En principe, et pour éviter les abus, tout système dérogeant aux règles générales qui régissent la sécurité sociale est strictement défini et doit faire l’objet d’un agrément (cf. gardiennes encadrées) ou d’un contrôle (cf. travail occasionnel, travail étudiant,…) spécifique. Cela n’est toutefois pas le cas de l’article 1bis qui permet pourtant de s’ouvrir des droits identiques à ceux des travailleurs salariés alors même qu’il n’existe pas de contrat de travail. En l’absence de garde-fous et de contrôles (« quelle est la définition d’une prestation artistique » ?), certains opérateurs se sont engouffrés dans la brèche. De bonne foi ou non, un nombre important de prestations ont ainsi été déclarées à l’ONSS dans le cadre de l’article 1bis sans répondre pour autant à la condition d’être de « nature artistique ». Des artisans, techniciens, journalistes, traducteurs, guides de musée, professeurs de danse, de langue, etc. sont ainsi entrés dans le système. En outre, comme un contrat conclu sous 1bis est moins cher et moins contraignant car il ne doit répondre ni aux conditions de rémunération minimum ni au droit du travail (cf. temps de travail), au fil du temps, de plus en plus d’artistes se sont vu imposer ce type de contrat. Certains l’ont aussi choisi par facilité ou pour des raisons financières ; régime des déductions de frais, nécessité de monter un projet artistique à tout prix, … Comme en témoigne l’interview de Janine Godinas dans le supplément Victoire du 18 février 2012 : « On s’est battu à l’époque avec le syndicat pour qu’on nous paie nos répétitions, […] Aujourd’hui tout cela est remis en cause, il y a du théâtre qui se fait presque gratuitement. »

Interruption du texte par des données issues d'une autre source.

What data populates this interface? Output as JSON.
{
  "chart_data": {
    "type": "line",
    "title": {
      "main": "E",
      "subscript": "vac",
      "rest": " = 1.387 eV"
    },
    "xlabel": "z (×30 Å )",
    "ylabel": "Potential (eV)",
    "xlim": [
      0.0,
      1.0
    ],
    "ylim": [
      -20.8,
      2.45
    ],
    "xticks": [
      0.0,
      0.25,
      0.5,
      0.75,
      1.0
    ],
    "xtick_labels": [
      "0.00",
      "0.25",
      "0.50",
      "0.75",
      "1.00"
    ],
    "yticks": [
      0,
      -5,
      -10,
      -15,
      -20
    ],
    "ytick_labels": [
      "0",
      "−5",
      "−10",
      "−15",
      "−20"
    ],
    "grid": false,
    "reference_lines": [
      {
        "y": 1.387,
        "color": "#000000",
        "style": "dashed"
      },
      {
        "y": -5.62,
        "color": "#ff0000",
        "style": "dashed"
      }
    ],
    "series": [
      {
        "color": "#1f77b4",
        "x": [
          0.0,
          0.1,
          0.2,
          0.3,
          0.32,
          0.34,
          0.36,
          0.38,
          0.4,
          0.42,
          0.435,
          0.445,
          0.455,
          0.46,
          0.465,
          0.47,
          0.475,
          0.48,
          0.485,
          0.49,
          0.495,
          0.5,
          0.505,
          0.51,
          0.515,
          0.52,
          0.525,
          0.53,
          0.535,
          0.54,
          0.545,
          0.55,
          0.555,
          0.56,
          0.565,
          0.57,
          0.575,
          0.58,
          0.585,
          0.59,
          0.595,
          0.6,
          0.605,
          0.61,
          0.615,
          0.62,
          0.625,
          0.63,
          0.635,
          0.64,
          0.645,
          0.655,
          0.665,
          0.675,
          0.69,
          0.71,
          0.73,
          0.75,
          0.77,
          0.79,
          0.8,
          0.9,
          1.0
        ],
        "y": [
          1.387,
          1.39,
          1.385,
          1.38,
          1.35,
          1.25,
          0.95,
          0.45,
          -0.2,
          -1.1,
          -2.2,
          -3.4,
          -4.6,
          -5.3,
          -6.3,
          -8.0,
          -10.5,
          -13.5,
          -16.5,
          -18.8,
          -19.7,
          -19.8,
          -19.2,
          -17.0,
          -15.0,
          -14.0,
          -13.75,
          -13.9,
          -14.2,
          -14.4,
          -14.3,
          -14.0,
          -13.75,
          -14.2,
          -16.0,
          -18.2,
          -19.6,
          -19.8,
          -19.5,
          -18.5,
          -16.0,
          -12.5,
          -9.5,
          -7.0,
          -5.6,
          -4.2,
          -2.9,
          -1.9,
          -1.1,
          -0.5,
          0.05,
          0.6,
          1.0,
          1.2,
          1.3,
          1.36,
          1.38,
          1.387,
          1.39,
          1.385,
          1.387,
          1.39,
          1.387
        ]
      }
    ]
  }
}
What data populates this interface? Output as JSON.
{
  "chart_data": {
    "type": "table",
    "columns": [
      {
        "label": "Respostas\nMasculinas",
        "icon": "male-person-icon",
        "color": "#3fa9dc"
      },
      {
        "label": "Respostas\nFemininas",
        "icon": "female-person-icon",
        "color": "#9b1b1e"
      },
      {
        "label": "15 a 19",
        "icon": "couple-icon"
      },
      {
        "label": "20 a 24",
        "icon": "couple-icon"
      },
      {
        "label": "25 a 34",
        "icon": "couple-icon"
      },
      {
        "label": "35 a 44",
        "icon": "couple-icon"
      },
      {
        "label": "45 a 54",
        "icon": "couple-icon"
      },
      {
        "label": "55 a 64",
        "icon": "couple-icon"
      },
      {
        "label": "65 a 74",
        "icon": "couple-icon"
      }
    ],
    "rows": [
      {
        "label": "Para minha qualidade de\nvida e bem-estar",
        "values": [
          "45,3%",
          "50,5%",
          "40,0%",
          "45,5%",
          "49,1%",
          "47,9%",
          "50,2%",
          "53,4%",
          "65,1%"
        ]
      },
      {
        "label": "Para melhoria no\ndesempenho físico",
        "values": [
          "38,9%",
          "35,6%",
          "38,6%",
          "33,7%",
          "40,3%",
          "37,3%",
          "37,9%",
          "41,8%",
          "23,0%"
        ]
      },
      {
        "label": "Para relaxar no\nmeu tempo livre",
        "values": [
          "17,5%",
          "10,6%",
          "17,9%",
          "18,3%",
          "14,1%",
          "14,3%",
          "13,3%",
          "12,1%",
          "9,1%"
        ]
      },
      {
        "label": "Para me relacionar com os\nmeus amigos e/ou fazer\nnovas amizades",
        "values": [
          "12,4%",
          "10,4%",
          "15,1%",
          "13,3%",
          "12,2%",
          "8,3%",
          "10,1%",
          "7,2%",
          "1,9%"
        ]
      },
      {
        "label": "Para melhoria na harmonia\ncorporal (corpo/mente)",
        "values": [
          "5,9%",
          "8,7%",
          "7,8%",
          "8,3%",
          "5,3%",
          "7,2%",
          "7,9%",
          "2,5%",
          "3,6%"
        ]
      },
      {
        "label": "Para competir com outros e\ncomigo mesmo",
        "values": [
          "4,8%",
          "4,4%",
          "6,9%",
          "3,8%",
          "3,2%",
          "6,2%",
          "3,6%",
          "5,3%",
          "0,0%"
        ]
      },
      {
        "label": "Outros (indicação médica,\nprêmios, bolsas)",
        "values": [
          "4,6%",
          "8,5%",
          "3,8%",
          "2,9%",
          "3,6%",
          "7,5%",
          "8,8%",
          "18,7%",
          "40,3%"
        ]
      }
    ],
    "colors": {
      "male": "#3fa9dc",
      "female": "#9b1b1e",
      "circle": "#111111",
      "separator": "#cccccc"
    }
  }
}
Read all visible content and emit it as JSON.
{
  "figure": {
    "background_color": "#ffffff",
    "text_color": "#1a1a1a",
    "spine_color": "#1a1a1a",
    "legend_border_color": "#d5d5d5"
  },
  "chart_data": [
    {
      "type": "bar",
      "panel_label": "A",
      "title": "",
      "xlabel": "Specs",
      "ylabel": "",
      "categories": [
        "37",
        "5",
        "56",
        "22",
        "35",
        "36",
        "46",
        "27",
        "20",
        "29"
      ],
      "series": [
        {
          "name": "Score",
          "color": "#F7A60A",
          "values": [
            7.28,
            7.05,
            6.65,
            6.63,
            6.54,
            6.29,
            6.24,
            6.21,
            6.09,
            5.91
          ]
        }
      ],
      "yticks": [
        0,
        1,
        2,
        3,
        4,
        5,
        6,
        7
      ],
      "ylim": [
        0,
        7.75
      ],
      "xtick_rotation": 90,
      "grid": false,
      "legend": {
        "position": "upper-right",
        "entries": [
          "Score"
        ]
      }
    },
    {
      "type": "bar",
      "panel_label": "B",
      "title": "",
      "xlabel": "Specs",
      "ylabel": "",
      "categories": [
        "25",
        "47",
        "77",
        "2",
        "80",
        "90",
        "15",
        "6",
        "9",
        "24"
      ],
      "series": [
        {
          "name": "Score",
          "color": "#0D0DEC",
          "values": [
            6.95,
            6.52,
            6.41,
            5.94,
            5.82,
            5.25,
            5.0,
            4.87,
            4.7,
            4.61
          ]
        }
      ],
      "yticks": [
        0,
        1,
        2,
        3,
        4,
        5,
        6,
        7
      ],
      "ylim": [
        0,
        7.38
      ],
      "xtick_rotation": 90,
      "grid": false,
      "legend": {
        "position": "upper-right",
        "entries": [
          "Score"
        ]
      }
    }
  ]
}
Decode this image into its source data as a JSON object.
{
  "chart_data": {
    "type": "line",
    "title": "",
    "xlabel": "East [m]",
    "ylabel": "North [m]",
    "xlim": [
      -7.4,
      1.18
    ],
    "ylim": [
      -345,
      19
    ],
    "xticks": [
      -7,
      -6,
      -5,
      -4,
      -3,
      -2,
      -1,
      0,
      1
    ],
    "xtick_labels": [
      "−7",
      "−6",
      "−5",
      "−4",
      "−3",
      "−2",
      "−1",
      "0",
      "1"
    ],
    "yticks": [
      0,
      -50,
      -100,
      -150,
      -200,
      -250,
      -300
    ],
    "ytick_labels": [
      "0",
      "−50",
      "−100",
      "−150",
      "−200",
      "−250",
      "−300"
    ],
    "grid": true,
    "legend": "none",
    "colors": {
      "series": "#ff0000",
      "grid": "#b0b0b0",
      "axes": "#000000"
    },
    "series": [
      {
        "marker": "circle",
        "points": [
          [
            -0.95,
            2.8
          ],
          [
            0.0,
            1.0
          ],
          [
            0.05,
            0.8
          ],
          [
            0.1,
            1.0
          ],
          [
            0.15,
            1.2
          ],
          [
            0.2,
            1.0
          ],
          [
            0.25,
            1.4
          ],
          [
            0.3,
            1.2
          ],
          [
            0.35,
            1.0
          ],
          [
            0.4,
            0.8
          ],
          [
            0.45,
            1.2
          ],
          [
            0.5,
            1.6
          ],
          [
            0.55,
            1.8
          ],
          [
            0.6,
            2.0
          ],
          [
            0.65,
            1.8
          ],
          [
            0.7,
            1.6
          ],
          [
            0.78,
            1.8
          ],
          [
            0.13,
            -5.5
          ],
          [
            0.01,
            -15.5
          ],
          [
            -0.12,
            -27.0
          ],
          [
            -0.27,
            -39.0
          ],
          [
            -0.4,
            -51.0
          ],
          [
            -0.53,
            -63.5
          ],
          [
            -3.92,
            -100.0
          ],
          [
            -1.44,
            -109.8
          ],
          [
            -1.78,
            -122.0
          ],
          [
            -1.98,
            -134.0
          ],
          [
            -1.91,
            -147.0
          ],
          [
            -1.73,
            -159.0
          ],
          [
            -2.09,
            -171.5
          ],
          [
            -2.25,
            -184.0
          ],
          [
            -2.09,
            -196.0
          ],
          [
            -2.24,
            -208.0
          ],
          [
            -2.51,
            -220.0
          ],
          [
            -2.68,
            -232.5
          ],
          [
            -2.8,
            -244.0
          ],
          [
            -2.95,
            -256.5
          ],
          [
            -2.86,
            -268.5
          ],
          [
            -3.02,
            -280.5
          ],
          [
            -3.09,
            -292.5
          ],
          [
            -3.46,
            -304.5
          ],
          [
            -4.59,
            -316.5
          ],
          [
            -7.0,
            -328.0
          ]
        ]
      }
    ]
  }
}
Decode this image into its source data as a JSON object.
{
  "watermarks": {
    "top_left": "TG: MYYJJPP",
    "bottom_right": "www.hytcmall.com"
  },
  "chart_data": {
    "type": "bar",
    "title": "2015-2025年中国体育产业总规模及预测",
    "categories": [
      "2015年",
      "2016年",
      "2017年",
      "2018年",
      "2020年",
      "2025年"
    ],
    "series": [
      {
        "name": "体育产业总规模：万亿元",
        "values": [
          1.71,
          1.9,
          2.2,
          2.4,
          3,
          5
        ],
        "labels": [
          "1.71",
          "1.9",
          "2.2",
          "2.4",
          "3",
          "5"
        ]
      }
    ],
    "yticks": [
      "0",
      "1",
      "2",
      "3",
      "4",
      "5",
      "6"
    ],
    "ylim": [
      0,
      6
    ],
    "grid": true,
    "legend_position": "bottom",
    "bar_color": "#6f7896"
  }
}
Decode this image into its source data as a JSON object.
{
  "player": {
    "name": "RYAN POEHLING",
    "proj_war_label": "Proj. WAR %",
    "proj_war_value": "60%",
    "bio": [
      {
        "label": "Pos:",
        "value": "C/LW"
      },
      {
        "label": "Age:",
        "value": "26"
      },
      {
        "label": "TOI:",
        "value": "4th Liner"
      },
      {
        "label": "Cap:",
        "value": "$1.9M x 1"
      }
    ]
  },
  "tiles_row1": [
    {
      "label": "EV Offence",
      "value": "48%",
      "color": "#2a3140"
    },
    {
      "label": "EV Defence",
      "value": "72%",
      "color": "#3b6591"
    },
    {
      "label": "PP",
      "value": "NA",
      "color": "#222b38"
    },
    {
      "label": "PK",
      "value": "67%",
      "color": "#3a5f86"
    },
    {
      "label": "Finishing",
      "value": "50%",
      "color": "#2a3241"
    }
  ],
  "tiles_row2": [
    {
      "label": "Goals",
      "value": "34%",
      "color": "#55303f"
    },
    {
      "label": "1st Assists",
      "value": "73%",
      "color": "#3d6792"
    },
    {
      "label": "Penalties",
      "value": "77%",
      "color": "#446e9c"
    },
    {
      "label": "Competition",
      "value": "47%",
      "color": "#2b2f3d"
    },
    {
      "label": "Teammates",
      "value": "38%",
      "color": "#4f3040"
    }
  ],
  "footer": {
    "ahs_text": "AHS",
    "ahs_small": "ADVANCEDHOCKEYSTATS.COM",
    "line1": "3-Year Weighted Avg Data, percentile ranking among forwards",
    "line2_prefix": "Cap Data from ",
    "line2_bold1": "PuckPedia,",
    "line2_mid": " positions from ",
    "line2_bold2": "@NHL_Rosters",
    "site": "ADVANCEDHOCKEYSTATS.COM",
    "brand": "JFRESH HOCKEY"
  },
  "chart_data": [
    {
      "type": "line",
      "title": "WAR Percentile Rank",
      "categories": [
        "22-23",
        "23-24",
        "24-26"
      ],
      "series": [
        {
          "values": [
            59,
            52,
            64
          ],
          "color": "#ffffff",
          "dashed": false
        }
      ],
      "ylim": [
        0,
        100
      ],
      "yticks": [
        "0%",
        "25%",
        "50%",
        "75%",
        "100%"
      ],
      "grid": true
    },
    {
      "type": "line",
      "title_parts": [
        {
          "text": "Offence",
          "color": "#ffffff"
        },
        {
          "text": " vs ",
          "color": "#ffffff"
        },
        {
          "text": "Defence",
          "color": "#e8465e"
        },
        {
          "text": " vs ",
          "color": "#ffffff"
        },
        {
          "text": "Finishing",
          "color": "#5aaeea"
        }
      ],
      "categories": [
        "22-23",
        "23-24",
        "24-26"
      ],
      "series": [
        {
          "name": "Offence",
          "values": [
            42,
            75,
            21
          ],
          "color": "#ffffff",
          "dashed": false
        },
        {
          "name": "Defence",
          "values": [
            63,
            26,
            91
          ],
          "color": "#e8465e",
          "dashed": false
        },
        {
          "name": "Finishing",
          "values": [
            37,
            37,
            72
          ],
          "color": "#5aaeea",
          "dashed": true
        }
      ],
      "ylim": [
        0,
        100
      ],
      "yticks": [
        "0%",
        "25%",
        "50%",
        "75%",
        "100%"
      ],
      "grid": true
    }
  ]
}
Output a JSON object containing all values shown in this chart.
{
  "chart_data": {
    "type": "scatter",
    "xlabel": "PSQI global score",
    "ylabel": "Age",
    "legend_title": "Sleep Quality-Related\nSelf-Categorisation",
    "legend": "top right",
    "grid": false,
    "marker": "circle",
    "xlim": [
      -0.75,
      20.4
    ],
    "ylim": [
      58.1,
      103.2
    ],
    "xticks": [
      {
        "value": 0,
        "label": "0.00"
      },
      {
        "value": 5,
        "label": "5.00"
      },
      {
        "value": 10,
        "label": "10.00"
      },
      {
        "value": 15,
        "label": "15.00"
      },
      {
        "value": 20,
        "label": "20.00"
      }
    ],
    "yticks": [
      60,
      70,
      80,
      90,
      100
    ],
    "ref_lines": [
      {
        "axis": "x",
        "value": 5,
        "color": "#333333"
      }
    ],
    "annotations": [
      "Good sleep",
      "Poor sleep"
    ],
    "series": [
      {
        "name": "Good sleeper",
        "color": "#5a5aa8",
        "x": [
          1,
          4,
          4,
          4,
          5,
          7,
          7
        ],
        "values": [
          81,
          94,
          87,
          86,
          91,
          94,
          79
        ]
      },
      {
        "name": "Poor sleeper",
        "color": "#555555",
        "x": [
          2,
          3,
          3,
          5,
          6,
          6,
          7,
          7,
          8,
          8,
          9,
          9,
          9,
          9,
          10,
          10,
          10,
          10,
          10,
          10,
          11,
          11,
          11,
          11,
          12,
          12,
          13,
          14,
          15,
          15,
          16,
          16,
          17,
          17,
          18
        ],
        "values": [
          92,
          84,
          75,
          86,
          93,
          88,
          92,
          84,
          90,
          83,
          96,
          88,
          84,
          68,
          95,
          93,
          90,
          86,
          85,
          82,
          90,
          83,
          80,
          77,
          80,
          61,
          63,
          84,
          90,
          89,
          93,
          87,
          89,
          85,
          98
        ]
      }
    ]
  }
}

Ainsi donc, l’article 1bis, clé de voûte de la réforme de 2002, a eu comme conséquence non seulement de précariser le secteur artistique mais aussi certains travailleurs du secteur socioculturel, de la formation ou de la communication qui auraient dû se voir offrir un contrat de travail légitimement rémunéré. Il a aussi ouvert la voie à une forme de « portage salarial » ou de faux salariat à des travailleurs qui auraient légitimement dû se trouver sous statut d’indépendant.
Dernièrement, ces pratiques abusives ont entraîné deux réactions virulentes dont l’une s’est révélée particulièrement dommageable. La première, émanant des BSA, consiste à réclamer la suppression pure et simple de l’article 1bis. Ils jugent, en effet, les pratiques citées ci-dessus comme particulièrement déloyales. La seconde, venant de l’ONEm qui, depuis l’automne dernier, a décidé d’appliquer plus strictement ses circulaires relatives au statut spécifique de l’artiste.
Un régime de chômage favorable mais peu cohérent
Au niveau du chômage, il existe une réglementation spécifique réservée aux artistes. Elle ne concerne toutefois que les artistes travaillant dans le domaine du spectacle et donc pas les artistes créateurs au sens strict. Ce qui est peu logique au regard du champ d’application de l’article 1bis.
La dérogation la plus connue est la règle dite « du cachet » qui module les conditions d’accès. Elle transforme la règle générale selon laquelle un certain nombre de jours de travail est nécessaire pour s’ouvrir des droits à des allocations de chômage (cf. 312 au cours des 18 derniers mois). Celle-ci est remplacée par la tolérance d’un nombre de jours fictifs. On divise alors la rémunération gagnée sur une période de 18 mois par un salaire journalier de référence.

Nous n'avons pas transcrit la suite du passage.